Changing current regulations regarding hourly wages could help incorporate Mexico’s vast informal job market into the formal sector. Currently, contracts for hourly wages usually require workers to be hired at least eight hours a day, or be paid per day. However, people are often hired to do small odd jobs lasting only a few hours. Meeting an eight-hour or full-day requirement is impractical for many employers, so informal agreements are often the norm. The proposed changes would allow individuals to contract for as little as one or two hours of work.

By incorporating the informal job market, the formal job market could be more flexible and efficient. According to some, addressing labor issues has become more urgent for President Calderón. The term-limited, conservative president has been unable to pass major economic reforms during his three years in office. For example, his attempt to allow more private investment in the state-owned petroleum company, PEMEX, was unsuccessful. He has made some market reforms by changing the tax system, privatizing pensions for federal employees, and shutting down a public electrical company (Luz y Fuerza del Centro) infamous for its inefficiency, monopoly-like status, and resilience to change.
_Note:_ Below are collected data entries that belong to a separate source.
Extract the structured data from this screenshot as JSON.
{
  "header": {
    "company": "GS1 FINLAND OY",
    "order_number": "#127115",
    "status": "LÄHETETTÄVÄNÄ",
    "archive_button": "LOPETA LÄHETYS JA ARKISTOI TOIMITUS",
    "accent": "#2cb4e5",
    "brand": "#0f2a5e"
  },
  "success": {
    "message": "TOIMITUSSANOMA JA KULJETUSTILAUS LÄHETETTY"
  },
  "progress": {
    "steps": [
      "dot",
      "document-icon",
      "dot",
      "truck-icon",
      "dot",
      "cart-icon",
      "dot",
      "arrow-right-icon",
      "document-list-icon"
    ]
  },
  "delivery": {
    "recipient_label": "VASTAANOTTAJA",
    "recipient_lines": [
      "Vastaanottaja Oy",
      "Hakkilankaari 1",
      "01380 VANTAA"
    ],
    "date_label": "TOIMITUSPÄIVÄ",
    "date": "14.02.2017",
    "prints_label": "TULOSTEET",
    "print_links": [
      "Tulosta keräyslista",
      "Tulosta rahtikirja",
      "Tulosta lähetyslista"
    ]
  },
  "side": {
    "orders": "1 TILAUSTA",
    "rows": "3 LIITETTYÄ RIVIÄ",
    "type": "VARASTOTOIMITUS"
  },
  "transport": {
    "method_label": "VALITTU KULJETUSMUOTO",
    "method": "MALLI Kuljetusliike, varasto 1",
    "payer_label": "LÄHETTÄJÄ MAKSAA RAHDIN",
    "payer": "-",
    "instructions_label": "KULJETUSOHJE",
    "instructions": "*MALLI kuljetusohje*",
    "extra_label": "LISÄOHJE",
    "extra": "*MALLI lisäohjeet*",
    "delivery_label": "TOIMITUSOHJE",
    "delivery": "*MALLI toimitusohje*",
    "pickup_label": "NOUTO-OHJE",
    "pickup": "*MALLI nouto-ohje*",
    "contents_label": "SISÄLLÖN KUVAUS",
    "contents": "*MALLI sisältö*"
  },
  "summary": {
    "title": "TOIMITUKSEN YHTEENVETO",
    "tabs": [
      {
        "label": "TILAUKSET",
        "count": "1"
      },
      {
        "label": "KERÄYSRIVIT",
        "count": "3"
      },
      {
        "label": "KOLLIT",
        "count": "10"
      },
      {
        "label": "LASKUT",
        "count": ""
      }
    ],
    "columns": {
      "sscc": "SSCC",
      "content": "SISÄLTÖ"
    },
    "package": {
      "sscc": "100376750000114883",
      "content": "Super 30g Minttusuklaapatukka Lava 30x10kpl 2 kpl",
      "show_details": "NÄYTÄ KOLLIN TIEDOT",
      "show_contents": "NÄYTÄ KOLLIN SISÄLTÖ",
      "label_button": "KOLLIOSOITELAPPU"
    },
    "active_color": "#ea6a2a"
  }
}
The proposed labor reforms would not involve changing the Constitution, which discusses the rights of workers, but would require Congressional support. This could be impeded by the PRI party, which (together with an allied party) has a majority in Congress. The PRI’s Secretary General, Jesús Murillo Karam, made clear that labor reform is not a priority for the party and that they would examine the President’s proposals carefully.


Análisis Político. “Obstruye PRI apertura sindical.” Reforma. Febrero 15, 2010.
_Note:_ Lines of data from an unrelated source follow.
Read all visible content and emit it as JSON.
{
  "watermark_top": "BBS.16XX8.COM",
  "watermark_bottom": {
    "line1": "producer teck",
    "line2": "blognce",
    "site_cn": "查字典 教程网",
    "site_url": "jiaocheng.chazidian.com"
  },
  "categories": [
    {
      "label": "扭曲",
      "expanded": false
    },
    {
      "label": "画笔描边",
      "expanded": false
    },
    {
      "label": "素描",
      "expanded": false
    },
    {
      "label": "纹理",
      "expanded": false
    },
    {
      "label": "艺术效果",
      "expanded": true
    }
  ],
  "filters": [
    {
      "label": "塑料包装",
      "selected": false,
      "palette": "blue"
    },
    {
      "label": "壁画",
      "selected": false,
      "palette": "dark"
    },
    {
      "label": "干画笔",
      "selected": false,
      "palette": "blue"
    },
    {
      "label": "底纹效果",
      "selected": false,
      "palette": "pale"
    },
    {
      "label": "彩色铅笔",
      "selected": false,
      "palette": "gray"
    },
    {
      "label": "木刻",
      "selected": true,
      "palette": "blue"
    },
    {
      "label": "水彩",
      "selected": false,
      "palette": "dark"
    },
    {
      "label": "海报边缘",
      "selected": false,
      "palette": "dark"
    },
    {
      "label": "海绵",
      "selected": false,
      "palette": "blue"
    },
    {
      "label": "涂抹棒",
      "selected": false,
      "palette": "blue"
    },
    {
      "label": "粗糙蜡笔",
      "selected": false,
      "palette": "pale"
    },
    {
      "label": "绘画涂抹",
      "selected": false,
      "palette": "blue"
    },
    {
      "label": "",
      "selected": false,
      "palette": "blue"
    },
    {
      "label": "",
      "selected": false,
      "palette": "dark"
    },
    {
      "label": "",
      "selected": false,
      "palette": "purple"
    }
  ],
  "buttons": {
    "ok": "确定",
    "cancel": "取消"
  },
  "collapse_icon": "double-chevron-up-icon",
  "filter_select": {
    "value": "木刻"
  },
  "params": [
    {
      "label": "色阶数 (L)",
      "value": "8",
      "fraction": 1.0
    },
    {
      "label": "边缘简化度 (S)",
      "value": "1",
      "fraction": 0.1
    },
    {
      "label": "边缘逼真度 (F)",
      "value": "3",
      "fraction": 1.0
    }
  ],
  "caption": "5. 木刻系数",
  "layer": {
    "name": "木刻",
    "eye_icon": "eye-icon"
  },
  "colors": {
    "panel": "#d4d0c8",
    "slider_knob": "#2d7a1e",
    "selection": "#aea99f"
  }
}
El Financiero en línea. “Presentará STPS propuesta de reforma laboral en actual periodo de sesiones.” El Financiero en línea. Febrero 10, 2010.

Radioinformaremosmexico. “La reforma laboral oficial ya fue pactada con CTM y CT, denuncian UNT y juristas.” La Jornada. Febrero 15, 2010.

Velázquez, Lilia González. “Aprobar reforma laboral traería competitividad.” El Economista. Febrero 4, 2010.

1 thought on “Changes proposed to nation’s labor laws”

  1. The Labor Law Reform package proposed by the Calderon administration forms part of its assault on labor unions, workers’ rights and human rights. The intent is to continue to weaken unions’ bargaining position and to reduce the wages and standard of living of Mexican workers, so that employers can compete with other low wage countries even more effectively. The Labor Law Reform should be seen in the context of the Mexican government assault on the Mexican Electrical Workers Union (SME) and the Mine and Metal Workers (SNTMMRM). Unions and workers in other countries, and all concerned with human rights and workers’ rights issues should help the Mexican people resist this further assault on their security, well being, dignity, and liberty.